Thursday, February 15, 2007

It's understandable on one level that cheese is an anxiety placator. There's nothing gruyere can't fix except a cholesterol problem, and even then - are you focused enough? But, when all you can eat and indeed all you HAVE eaten every single day of your life IS cheese something has gone horribly wrong. Take young Dave Nunley. That's what he's done and he's completely nuts.

Telltale signs like

"My throat goes all tight and I start sweating... I am desperate to change."

Indicating a severe memory based anxiety linking rather oddly to food.

What on earth could possibly have caused such an horrendous reaction to anything edible besides cheese?

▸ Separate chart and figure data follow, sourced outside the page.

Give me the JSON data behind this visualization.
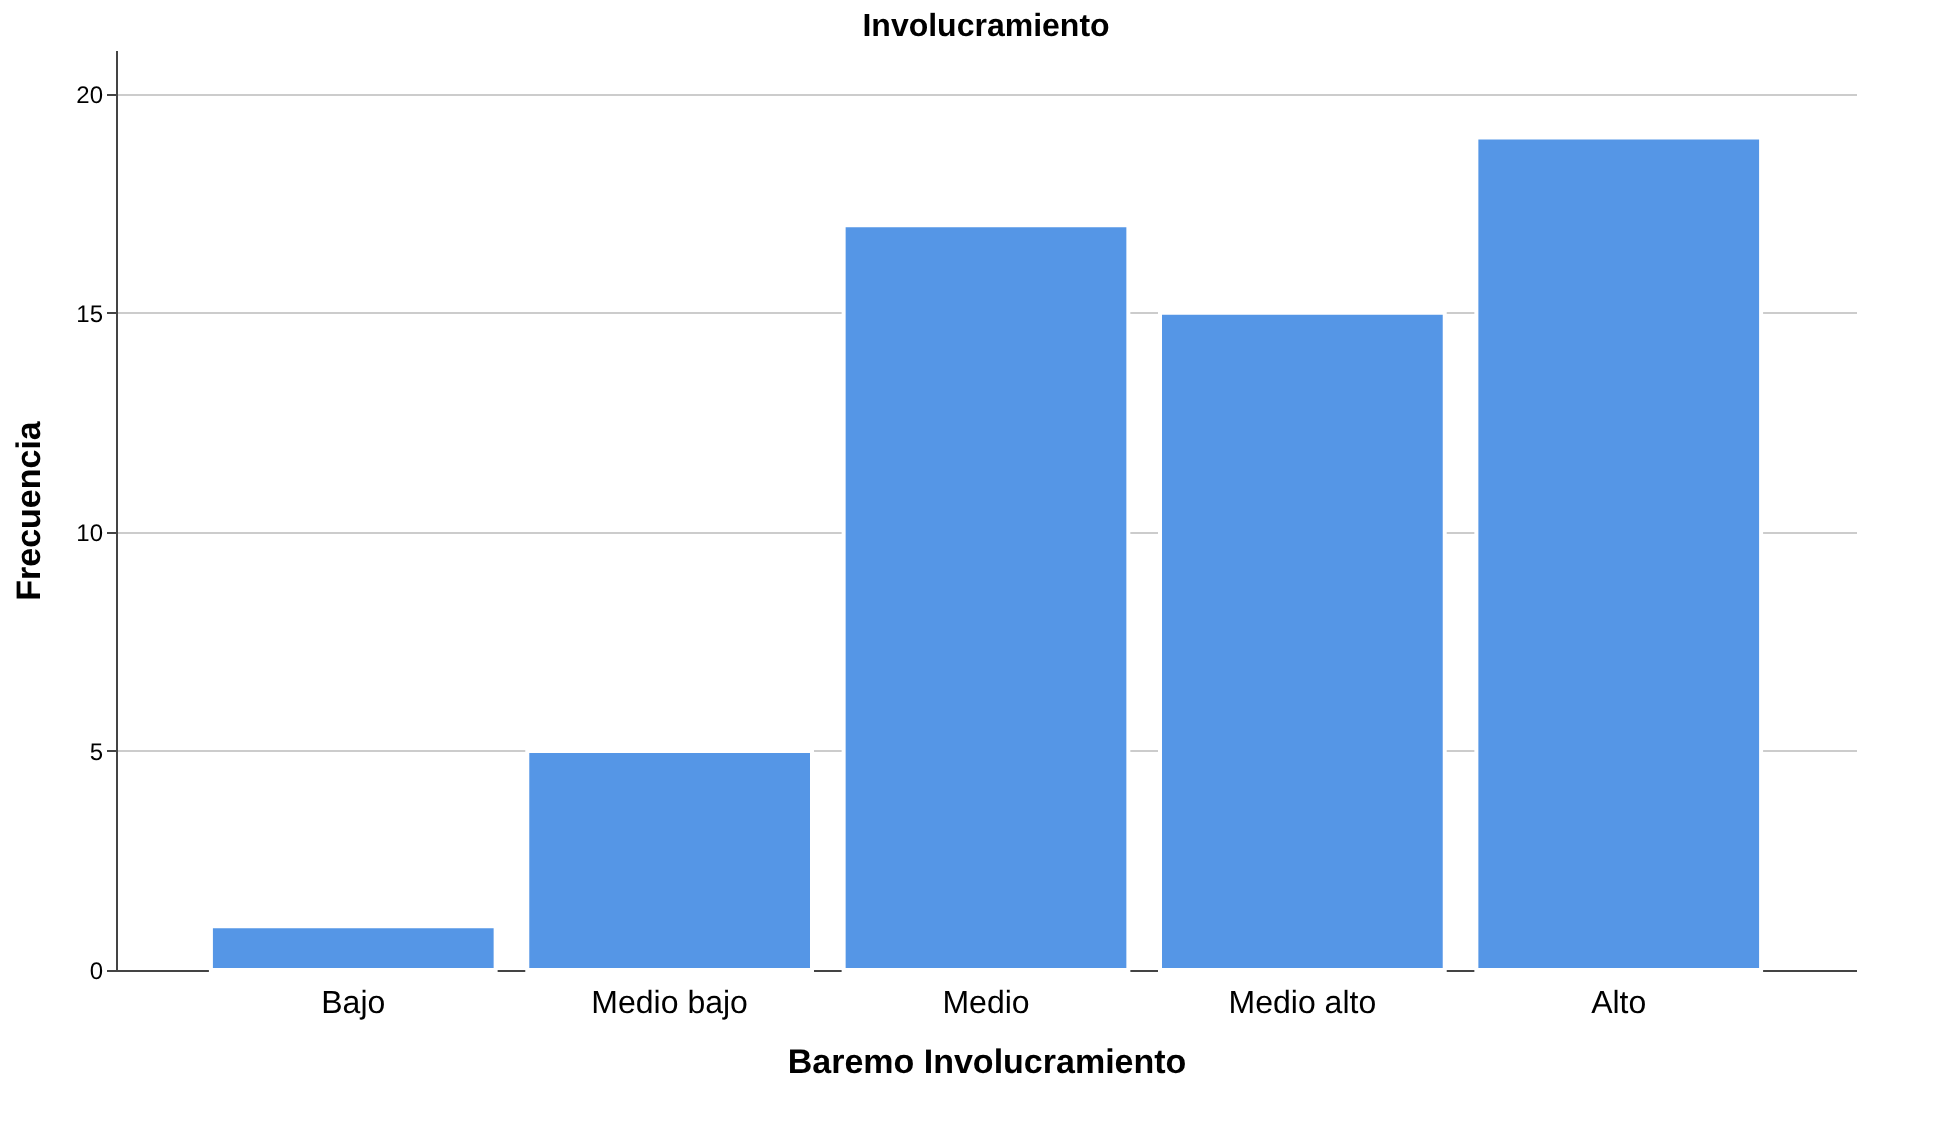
{
  "chart_data": {
    "type": "bar",
    "title": "Involucramiento",
    "xlabel": "Baremo Involucramiento",
    "ylabel": "Frecuencia",
    "categories": [
      "Bajo",
      "Medio bajo",
      "Medio",
      "Medio alto",
      "Alto"
    ],
    "values": [
      1,
      5,
      17,
      15,
      19
    ],
    "color": "#5596e6",
    "ylim": [
      0,
      21
    ],
    "yticks": [
      0,
      5,
      10,
      15,
      20
    ],
    "grid": "y"
  }
}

Was his mother, in fact, a Nazi, child skinning, Satanist who would make him stand in the kitchen, wrapped inside the stapled together and recently gutted carcasses of her latest Jew baby casualties, forcing him to read out instructions to her from a cookbook by candlelight which dripped wax on his little hands and seared the freshly slain baby flesh in spots with its black soot, as she prepared all manner of dishes for her dark meetings involving every kind of food except cheese. Him standing there with the deadened eyes of a child murdered in front of its shrieking parents staring up blankly into his. The only thing that stopped him from shrieking in blood curdling horror was the knowledge that his mother was lactose intolerant and that he had been putting cheese into her pies secretly causing her to get sicker and sicker until she died - thus in his mind Cheese was the liberator and so, his only friend.

Yes, that's the only way it could have been. That's why the thought of any food but cheese causes him physical anxiety. Case closed.